The history of Nazi Germany is no secret. There are probably thousands of reliable titles available that deal with various aspects of the regime, and all of them will tell you that the Nazis weren’t motivated by Christianity – unless you’re an atheist. If you’re an atheist, you have to filter your reading through the attempts of Christopher Hitches to associate Nazism with belief.
Enter PZ Myers, vocal atheist and lousy historian.
Just a humble suggestion to my fellow Christians: If you’re going to go argue with people who make a living attacking your beliefs, do some research first. The gentleman arguing with PZ Myers in the screenshot above stood there bewildered when Myers stated that Hitler was a “good Catholic.” After a long pause he replied, “No, I’m not for Catholicism…I’m for Christianity.” (7:07) Unbelievable.
I’m all for arguing about differences in theology, but in this instance attempting to separate Catholicism and Christianity is a terrible answer. A better answer would have been that Hitler was about as Catholic as I am a legendary country music artist.
An even better answer would have pointed out the way in which the Nazis persecuted anybody, including religious Germans, who didn’t fall into place. Such an answer also would have made clear that the Nazis manipulated the Catholic Church in Germany with their attempt to pass the Enabling Act, which effectively gave Hitler’s party control of the country. I’m rather curious how Dr. Myers, the biologist, would have dealt with such uncontroversial history.

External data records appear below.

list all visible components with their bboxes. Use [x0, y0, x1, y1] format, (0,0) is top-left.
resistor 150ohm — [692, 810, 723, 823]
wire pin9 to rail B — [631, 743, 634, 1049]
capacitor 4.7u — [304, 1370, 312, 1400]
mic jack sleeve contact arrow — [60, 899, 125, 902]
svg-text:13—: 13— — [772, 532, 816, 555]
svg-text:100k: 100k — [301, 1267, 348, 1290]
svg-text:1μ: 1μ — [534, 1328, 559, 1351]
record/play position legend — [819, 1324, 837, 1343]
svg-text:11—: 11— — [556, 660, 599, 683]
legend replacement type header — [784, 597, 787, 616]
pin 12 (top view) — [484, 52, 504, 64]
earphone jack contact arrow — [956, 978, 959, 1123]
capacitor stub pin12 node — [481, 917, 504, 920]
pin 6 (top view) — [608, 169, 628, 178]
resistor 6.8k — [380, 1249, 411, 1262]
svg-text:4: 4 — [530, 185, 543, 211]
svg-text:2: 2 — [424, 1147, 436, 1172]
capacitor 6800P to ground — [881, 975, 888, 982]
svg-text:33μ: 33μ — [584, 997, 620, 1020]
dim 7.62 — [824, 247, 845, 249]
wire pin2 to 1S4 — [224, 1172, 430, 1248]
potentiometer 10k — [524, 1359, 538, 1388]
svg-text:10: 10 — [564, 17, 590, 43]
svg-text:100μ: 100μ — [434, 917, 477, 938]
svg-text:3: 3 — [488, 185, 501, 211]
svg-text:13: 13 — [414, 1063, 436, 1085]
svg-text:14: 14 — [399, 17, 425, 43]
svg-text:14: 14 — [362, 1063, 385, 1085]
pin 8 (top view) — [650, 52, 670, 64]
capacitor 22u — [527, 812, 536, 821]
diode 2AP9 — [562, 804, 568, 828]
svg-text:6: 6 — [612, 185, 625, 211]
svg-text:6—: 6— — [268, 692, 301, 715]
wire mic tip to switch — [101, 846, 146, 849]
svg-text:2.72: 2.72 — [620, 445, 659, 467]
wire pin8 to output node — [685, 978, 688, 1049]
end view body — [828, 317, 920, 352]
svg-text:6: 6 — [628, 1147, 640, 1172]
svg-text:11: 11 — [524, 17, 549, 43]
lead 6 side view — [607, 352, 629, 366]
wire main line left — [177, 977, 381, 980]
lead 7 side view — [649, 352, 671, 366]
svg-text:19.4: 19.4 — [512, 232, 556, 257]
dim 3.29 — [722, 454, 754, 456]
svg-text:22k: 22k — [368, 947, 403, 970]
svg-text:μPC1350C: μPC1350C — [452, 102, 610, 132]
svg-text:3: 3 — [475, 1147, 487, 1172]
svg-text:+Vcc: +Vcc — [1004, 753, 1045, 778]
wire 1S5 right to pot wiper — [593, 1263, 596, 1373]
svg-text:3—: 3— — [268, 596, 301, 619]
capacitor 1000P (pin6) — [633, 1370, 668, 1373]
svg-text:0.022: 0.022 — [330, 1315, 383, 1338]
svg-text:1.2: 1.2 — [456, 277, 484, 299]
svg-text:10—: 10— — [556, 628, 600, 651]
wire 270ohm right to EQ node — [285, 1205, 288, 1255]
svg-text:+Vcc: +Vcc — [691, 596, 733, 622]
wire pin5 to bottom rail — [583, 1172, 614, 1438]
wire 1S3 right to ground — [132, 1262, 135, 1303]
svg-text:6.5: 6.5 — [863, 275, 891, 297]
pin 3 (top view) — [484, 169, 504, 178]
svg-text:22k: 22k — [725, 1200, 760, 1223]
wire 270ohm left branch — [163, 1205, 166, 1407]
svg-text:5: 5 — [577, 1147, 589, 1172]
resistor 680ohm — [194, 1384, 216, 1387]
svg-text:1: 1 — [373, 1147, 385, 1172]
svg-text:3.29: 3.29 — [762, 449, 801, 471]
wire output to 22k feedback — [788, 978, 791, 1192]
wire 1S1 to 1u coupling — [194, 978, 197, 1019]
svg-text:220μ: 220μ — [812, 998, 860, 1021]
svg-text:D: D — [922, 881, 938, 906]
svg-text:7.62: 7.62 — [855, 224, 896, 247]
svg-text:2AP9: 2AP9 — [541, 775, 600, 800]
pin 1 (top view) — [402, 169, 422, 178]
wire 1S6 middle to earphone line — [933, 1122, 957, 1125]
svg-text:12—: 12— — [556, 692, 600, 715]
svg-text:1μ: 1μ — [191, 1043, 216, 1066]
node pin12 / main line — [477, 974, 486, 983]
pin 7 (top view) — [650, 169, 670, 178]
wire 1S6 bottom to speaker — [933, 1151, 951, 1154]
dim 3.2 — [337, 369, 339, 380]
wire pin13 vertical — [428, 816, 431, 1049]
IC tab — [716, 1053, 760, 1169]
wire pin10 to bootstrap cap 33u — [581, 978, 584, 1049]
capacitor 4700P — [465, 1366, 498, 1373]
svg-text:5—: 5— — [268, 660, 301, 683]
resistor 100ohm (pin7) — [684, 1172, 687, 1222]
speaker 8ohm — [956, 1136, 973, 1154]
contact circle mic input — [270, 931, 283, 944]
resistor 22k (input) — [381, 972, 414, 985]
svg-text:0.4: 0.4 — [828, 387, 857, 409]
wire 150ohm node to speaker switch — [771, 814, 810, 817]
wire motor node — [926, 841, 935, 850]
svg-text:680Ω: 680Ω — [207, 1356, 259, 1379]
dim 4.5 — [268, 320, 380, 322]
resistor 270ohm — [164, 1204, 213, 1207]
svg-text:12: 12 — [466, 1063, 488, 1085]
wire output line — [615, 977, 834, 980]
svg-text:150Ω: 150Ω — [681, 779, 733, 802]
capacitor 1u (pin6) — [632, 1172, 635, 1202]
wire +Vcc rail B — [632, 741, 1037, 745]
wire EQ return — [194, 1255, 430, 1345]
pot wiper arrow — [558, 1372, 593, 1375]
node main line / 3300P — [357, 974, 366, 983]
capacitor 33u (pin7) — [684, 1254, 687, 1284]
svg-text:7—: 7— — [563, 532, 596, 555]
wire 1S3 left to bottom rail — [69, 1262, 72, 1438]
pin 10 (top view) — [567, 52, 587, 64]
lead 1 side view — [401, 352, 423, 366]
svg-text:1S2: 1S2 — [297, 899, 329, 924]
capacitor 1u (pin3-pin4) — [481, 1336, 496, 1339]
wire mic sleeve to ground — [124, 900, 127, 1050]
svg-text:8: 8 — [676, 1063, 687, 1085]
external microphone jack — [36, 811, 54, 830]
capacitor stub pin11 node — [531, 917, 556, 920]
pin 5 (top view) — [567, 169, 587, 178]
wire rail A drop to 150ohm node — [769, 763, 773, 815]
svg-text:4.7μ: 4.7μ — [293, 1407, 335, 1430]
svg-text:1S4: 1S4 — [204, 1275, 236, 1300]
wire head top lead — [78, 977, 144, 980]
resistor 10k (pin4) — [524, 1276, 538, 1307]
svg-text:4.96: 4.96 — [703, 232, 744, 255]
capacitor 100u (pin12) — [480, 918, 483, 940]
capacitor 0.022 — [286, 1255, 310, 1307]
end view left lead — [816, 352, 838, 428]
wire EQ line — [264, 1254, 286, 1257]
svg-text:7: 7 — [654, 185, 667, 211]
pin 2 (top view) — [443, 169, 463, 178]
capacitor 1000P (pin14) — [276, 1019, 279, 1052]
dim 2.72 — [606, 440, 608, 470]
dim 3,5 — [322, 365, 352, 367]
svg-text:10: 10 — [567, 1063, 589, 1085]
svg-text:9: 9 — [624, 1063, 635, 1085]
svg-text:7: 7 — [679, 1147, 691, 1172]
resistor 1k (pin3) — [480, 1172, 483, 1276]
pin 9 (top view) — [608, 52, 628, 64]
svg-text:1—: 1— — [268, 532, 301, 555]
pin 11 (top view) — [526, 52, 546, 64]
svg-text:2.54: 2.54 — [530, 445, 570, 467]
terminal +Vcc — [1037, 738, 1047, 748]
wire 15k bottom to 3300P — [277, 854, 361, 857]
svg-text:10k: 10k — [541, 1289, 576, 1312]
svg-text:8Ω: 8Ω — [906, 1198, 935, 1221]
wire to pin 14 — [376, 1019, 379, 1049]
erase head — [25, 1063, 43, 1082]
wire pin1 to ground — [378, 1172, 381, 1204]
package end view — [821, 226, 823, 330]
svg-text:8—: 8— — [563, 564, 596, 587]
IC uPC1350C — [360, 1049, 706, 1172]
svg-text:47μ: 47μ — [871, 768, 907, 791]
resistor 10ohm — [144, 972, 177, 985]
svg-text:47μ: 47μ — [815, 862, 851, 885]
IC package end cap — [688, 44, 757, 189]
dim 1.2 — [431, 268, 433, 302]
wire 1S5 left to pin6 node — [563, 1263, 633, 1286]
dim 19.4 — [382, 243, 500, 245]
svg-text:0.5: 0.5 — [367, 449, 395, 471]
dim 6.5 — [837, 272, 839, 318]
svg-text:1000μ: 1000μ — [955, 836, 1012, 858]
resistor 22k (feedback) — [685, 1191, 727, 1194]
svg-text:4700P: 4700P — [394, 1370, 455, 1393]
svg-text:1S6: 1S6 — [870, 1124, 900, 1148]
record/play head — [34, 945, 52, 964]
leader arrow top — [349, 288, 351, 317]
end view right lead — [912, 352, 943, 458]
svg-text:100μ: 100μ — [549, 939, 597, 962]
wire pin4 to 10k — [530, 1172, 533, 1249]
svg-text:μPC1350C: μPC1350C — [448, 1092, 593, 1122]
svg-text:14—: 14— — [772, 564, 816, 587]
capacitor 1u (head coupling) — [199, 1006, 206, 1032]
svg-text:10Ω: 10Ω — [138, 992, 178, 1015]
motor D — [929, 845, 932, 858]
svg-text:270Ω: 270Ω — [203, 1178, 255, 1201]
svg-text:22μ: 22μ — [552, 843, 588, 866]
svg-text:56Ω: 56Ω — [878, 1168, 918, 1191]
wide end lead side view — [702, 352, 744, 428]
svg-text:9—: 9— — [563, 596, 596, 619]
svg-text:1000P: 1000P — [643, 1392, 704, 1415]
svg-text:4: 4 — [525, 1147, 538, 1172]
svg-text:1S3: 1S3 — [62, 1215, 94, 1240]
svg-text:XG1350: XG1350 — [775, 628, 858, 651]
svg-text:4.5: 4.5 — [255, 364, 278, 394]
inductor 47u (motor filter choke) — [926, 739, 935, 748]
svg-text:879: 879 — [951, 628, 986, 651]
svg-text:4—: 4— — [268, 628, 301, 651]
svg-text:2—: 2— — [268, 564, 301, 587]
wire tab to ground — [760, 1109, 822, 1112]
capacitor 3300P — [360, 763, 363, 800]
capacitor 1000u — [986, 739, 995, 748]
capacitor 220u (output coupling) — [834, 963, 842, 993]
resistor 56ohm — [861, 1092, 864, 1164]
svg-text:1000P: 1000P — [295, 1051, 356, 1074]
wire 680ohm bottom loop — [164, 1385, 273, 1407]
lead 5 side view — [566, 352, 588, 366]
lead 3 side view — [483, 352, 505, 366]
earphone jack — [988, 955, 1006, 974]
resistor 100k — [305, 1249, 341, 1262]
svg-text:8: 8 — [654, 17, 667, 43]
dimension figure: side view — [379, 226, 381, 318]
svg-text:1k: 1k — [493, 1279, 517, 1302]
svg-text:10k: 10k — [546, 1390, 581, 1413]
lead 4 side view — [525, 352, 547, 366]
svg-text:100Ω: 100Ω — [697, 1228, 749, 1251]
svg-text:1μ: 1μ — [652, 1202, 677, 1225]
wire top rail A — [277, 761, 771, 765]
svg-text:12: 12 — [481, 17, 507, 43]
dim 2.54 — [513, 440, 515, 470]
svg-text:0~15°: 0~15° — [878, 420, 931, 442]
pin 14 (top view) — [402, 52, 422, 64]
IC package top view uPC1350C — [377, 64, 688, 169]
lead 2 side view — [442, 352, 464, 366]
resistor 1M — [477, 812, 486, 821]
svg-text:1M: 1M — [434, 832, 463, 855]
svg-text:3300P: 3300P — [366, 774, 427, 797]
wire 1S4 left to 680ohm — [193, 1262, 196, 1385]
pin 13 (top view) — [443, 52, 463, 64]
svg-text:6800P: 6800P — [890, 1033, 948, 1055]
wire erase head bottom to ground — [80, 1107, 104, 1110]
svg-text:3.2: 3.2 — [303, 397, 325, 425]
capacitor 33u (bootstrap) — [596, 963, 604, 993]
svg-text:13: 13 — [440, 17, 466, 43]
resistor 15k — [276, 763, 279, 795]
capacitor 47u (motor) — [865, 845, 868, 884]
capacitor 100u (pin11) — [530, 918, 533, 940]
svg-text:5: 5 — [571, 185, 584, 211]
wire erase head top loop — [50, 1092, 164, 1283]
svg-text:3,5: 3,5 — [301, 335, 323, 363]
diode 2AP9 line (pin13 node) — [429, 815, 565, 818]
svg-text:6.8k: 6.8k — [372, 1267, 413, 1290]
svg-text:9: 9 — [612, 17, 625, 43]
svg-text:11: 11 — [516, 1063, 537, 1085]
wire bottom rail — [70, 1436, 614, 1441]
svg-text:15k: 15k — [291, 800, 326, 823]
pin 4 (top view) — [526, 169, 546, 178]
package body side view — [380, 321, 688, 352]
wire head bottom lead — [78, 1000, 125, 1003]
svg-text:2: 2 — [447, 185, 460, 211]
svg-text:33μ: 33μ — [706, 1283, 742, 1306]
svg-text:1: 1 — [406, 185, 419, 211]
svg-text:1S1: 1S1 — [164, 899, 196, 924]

Pharyngula readers respond
After the above post appeared on my blog, several of Myers’ fans responded to my arguments. Note that in response to the points I made about the Nazis’ contempt for Christianity (as most people would recognize it) and persecution of its adherents, this is the very best they could muster.
Hitler was a baptised Catholic, he never renounced his Catholicism and was never excommunicated – nor were any of his chief followers except Goebbels, for whom it was the punishment for marrying a divorced Protestant. What Hitler’s personal beliefs were in his later years, we don’t know for certain, although the best evidence suggests that he was not a doctrinally orthodox Christian, but remained a theist.
Hitler’s baptism and lack of renunciation have nothing to do with the policies his regime pursued. The evidence indicates that the Nazis used religion to further their goals and then openly attacked it when they could safely do so. Now, what about Hitler’s background with Catholicism prohibits the Nazis from pursuing the hostile policy described above? Absolutely nothing. This is just an effort to distract from the facts. Anyway, if Hitler wasn’t a Christian, that would make Myers incorrect when he claimed that Hitler was a “good Catholic.”
To say the Nazis “manipulated” the Catholic Church in Germany is a disgustingly cowardly evasion of responsibility: the Catholic Centre Party provided Hitler with the votes to pass the Enabling Act and establish his dictatorship when they did not have to do so, and the Pope chose to sign a concordat with him – consonant with the history of Vatican support for fascism throughout the interwar period.
To say that the Nazis manipulated the Catholic Church is very reasonable. I agree that the Centre Party made a mistake by cutting a deal with the Nazis, but that doesn’t mean that the Nazis didn’t lie to them about legal protections they would retain for helping pass the Enabling Act.
The same can be said of the Concordat with the church in Rome. The Nazis continually violated it, even before it was ratified, by closing Catholic youth organizations, engaging in anti-Christian propaganda and banning Catholic publications, just to name a few examples. In 1937, Hitler even considered repudiating the Concordat, but decided that such a move could damage Germany on the international scene, according to historian Richard J Evans. This, again, doesn’t exonerate the church for its compromise, but illustrates how duplicitous the Nazis were in their dealings with religion.
In the period preceding the Beer Hall Putsch of 1923, when he was first building up the Nazi party, Hitler was certainly a believing Catholic, and drew heavily on a south German tradition of antisemitic Catholic nationalism – see Derek Hastings Catholicism and the Roots of Nazism. Following the failure of the putsch, he reoriented the party to increase its appeal to Protestants.
As stated, Hitler used the church in attempt to advance policy. Any effort to link him to active religious practice fails in light of the Nazis’ efforts to undermine their religious opposition in Germany, as described here and here. Those posts explain that reorienting the party included co-opting the Protestant church and giving basic doctrines like atonement a flagrantly Nazi makeover. In any event, by the end of the 1930s the Nazis were shedding their ties (however tenuous they were) with organized Christianity. And from the very beginning, according to Evans again, the goal was to bring the churches under control and prevent them from providing an ideological alternative to Nazism.